Rep. John Boehner (R-OH), though, has taken to mischaracterizing the provision as funding for the Association of Community Organizations for Reform Now (ACORN). In a press release yesterday, Boehner called the $2 billion “pork” and “unfocused and wasteful spending”:
$2 billion for “Neighborhood Stabilization,” money which will be available to the Association of Community Organizations for Reform Now (ACORN), an organization accused of perpetrating voter registration fraud numerous times in the last several elections and reportedly under federal investigation.
Remember when the Troubled Asset Relief Program was initially being discussed? Boehner fearmongered against that bill because it contained a supposed “left-wing giveaway Democrats are pushing to force taxpayers to bankroll a slush fund for a discredited ally of the Democratic Party”; none other than ACORN. The bill contained no such thing, but that didn’t stop Boehner, and his trumpeting of the false charge led to a low-income housing fund being stripped from the legislation.
The point of neighborhood stabilization is not to give money to ACORN, but to deal with the “blight of empty, poorly maintained and often vandalized houses that sorely need new owners.” As David Abromowitz explained, the funds would be used for “acquisition of foreclosed homes by a local community land trust, community development corporations, other non-profit groups, or a governmental agency”:
Once purchased, these homes would be promptly resold to a low- or moderate-income homeowner who would receive appropriate home buying counseling. This new buyer would purchase the property with a fixed-rate mortgage product that is affordable to the family’s particular situation, based on standard guidelines established by the state or local participating jurisdiction.
Furthermore, these are “shared equity affordability” arrangements, which means that any subsequent rise in the property of the house would be “shared jointly by the homeowner and the public.”

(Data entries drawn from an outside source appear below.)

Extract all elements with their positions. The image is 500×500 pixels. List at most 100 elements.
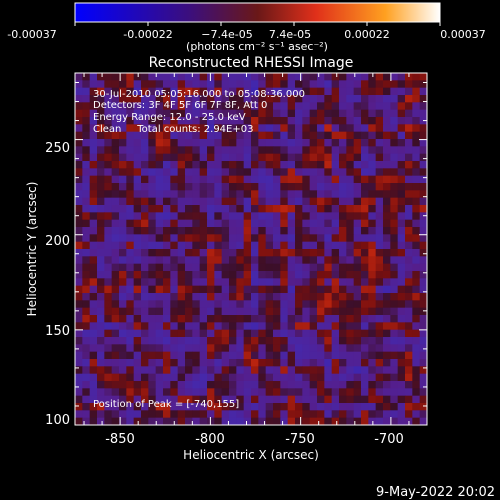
heatmap-cell <box>273 95 281 103</box>
heatmap-cell <box>229 87 237 96</box>
heatmap-cell <box>375 381 384 389</box>
heatmap-cell <box>148 197 157 206</box>
heatmap-cell <box>177 190 186 199</box>
heatmap-cell <box>214 359 223 367</box>
heatmap-cell <box>82 359 91 367</box>
heatmap-cell <box>214 329 223 338</box>
heatmap-cell <box>302 168 311 177</box>
heatmap-cell <box>89 219 98 228</box>
heatmap-cell <box>258 293 267 301</box>
heatmap-cell <box>207 285 215 294</box>
heatmap-cell <box>383 146 391 155</box>
heatmap-cell <box>390 124 399 133</box>
heatmap-cell <box>339 102 347 111</box>
heatmap-cell <box>251 205 259 213</box>
heatmap-cell <box>339 168 347 177</box>
heatmap-cell <box>375 271 384 279</box>
heatmap-cell <box>361 329 369 338</box>
heatmap-cell <box>375 344 384 353</box>
heatmap-cell <box>97 117 105 125</box>
heatmap-cell <box>346 337 355 345</box>
heatmap-cell <box>309 234 318 243</box>
heatmap-cell <box>361 161 369 169</box>
heatmap-cell <box>199 131 208 140</box>
heatmap-cell <box>148 234 157 243</box>
heatmap-cell <box>141 344 149 353</box>
heatmap-cell <box>104 256 113 265</box>
heatmap-cell <box>317 227 325 235</box>
heatmap-cell <box>280 109 289 118</box>
heatmap-cell <box>273 109 281 118</box>
heatmap-cell <box>214 117 223 125</box>
heatmap-cell <box>419 410 427 419</box>
heatmap-cell <box>97 234 105 243</box>
heatmap-cell <box>375 146 384 155</box>
heatmap-cell <box>111 234 120 243</box>
heatmap-cell <box>236 146 245 155</box>
heatmap-cell <box>309 373 318 382</box>
heatmap-cell <box>419 373 427 382</box>
heatmap-cell <box>185 124 193 133</box>
heatmap-cell <box>397 278 406 287</box>
heatmap-cell <box>309 197 318 206</box>
heatmap-cell <box>207 124 215 133</box>
heatmap-cell <box>339 73 347 81</box>
heatmap-cell <box>339 329 347 338</box>
heatmap-cell <box>141 337 149 345</box>
heatmap-cell <box>339 146 347 155</box>
heatmap-cell <box>141 102 149 111</box>
heatmap-cell <box>287 271 296 279</box>
heatmap-cell <box>236 161 245 169</box>
heatmap-cell <box>97 205 105 213</box>
heatmap-cell <box>405 102 413 111</box>
heatmap-cell <box>302 80 311 89</box>
heatmap-cell <box>287 161 296 169</box>
heatmap-cell <box>177 410 186 419</box>
heatmap-cell <box>126 139 135 147</box>
heatmap-cell <box>412 153 421 162</box>
heatmap-cell <box>111 381 120 389</box>
heatmap-cell <box>192 146 201 155</box>
heatmap-cell <box>280 227 289 235</box>
heatmap-cell <box>251 366 259 375</box>
heatmap-cell <box>353 278 362 287</box>
heatmap-cell <box>258 263 267 272</box>
heatmap-cell <box>207 278 215 287</box>
heatmap-cell <box>258 307 267 316</box>
heatmap-cell <box>163 293 171 301</box>
heatmap-cell <box>280 124 289 133</box>
heatmap-cell <box>368 278 377 287</box>
heatmap-cell <box>383 95 391 103</box>
heatmap-cell <box>353 183 362 191</box>
heatmap-cell <box>324 87 333 96</box>
heatmap-cell <box>258 300 267 309</box>
heatmap-cell <box>126 197 135 206</box>
heatmap-cell <box>148 109 157 118</box>
heatmap-cell <box>243 168 252 177</box>
heatmap-cell <box>390 87 399 96</box>
heatmap-cell <box>155 322 164 331</box>
heatmap-cell <box>331 373 340 382</box>
heatmap-cell <box>229 234 237 243</box>
heatmap-cell <box>199 109 208 118</box>
heatmap-cell <box>214 73 223 81</box>
heatmap-cell <box>119 322 127 331</box>
heatmap-cell <box>170 139 179 147</box>
heatmap-cell <box>133 197 142 206</box>
heatmap-cell <box>133 219 142 228</box>
heatmap-cell <box>383 381 391 389</box>
heatmap-cell <box>419 263 427 272</box>
heatmap-cell <box>309 351 318 360</box>
heatmap-cell <box>192 109 201 118</box>
heatmap-cell <box>339 124 347 133</box>
heatmap-cell <box>229 197 237 206</box>
heatmap-cell <box>390 80 399 89</box>
heatmap-cell <box>317 212 325 221</box>
heatmap-cell <box>295 102 303 111</box>
heatmap-cell <box>155 293 164 301</box>
heatmap-cell <box>119 168 127 177</box>
heatmap-cell <box>419 278 427 287</box>
heatmap-cell <box>236 278 245 287</box>
heatmap-cell <box>368 271 377 279</box>
heatmap-cell <box>361 153 369 162</box>
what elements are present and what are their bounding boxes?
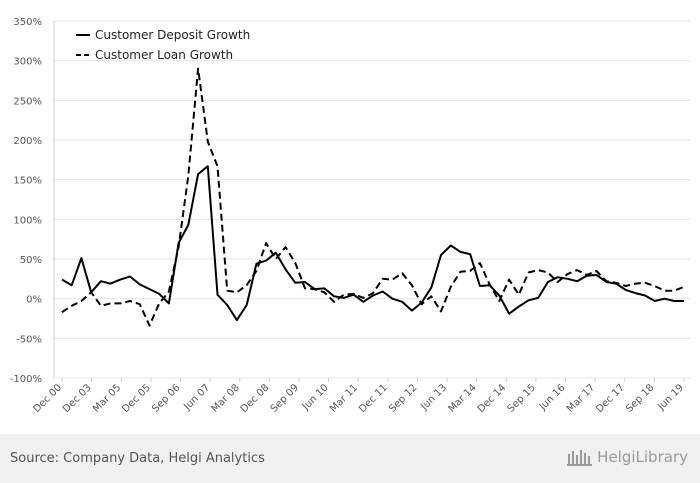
x-tick-label: Dec 14 [476,382,509,415]
x-tick-label: Mar 17 [565,382,597,414]
grid-lines [54,20,690,379]
legend: Customer Deposit Growth Customer Loan Gro… [76,28,250,62]
y-tick-label: 0% [26,295,42,306]
line-chart: -100% -50% 0% 50% 100% 150% 200% 250% 300% 350% D… [10,17,690,415]
x-tick-label: Sep 15 [506,382,538,414]
x-tick-label: Dec 05 [120,382,153,415]
x-tick-label: Sep 18 [624,382,656,414]
x-tick-label: Dec 00 [31,382,64,415]
x-tick-label: Dec 11 [357,382,390,415]
x-tick-label: Jun 16 [537,382,568,413]
x-tick-label: Mar 05 [91,382,123,414]
y-tick-label: -100% [10,374,42,385]
x-tick-label: Dec 03 [61,382,94,415]
x-tick-label: Mar 08 [209,382,241,414]
x-tick-label: Dec 17 [594,382,627,415]
y-tick-label: -50% [16,334,42,345]
source-note: Source: Company Data, Helgi Analytics [10,451,265,466]
y-tick-label: 300% [13,57,42,68]
x-tick-label: Dec 08 [239,382,272,415]
legend-label: Customer Deposit Growth [95,28,250,42]
helgi-library-logo[interactable]: HelgiLibrary [567,448,688,466]
logo-text: HelgiLibrary [597,448,688,466]
y-tick-label: 200% [13,136,42,147]
y-tick-label: 50% [20,255,42,266]
x-tick-label: Sep 09 [269,382,301,414]
x-tick-label: Mar 11 [328,382,360,414]
library-building-icon [567,450,593,466]
x-tick-label: Sep 12 [387,382,419,414]
deposit-growth-line [61,165,684,322]
footer-bar: Source: Company Data, Helgi Analytics He… [0,434,700,483]
y-tick-label: 150% [13,176,42,187]
y-tick-label: 100% [13,215,42,226]
series-lines [61,67,685,327]
x-tick-label: Jun 13 [418,382,449,413]
x-tick-label: Sep 06 [150,382,182,414]
loan-growth-line [61,67,685,327]
x-tick-label: Jun 10 [300,382,331,413]
y-axis-tick-labels: -100% -50% 0% 50% 100% 150% 200% 250% 300% 350% [10,17,42,385]
x-tick-label: Mar 14 [446,382,478,414]
y-tick-label: 350% [13,17,42,28]
x-tick-label: Jun 07 [181,382,212,413]
legend-label: Customer Loan Growth [95,48,233,62]
y-tick-label: 250% [13,96,42,107]
x-tick-label: Jun 19 [655,382,686,413]
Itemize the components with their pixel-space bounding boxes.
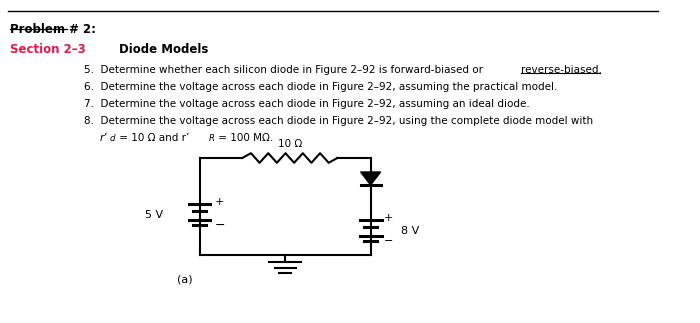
Text: Problem # 2:: Problem # 2:: [10, 23, 95, 36]
Text: 8 V: 8 V: [401, 225, 419, 235]
Text: Diode Models: Diode Models: [119, 43, 208, 56]
Polygon shape: [360, 172, 381, 185]
Text: (a): (a): [178, 275, 193, 285]
Text: = 10 Ω and r’: = 10 Ω and r’: [116, 133, 190, 143]
Text: 5.  Determine whether each silicon diode in Figure 2–92 is forward-biased or: 5. Determine whether each silicon diode …: [83, 65, 486, 75]
Text: +: +: [384, 213, 393, 223]
Text: Section 2–3: Section 2–3: [10, 43, 85, 56]
Text: reverse-biased.: reverse-biased.: [522, 65, 602, 75]
Text: 10 Ω: 10 Ω: [278, 139, 302, 149]
Text: R: R: [209, 134, 215, 143]
Text: = 100 MΩ.: = 100 MΩ.: [215, 133, 274, 143]
Text: 8.  Determine the voltage across each diode in Figure 2–92, using the complete d: 8. Determine the voltage across each dio…: [83, 116, 593, 126]
Text: 7.  Determine the voltage across each diode in Figure 2–92, assuming an ideal di: 7. Determine the voltage across each dio…: [83, 99, 529, 109]
Text: +: +: [215, 197, 224, 207]
Text: −: −: [215, 219, 225, 232]
Text: r’: r’: [100, 133, 107, 143]
Text: 6.  Determine the voltage across each diode in Figure 2–92, assuming the practic: 6. Determine the voltage across each dio…: [83, 82, 557, 92]
Text: −: −: [384, 236, 393, 246]
Text: 5 V: 5 V: [146, 210, 163, 220]
Text: d: d: [110, 134, 116, 143]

Now, it’s possible that a local chapter of ACORN could be one of the non-profits involved in this program, but that’s up to those dispersing the funds at the local level, not the federal government. And the overall point is to address housing at the community level, getting empty houses off the market and stabilizing prices. Once again, Boehner is using the spectre of ACORN to try to torpedo sensible housing solutions.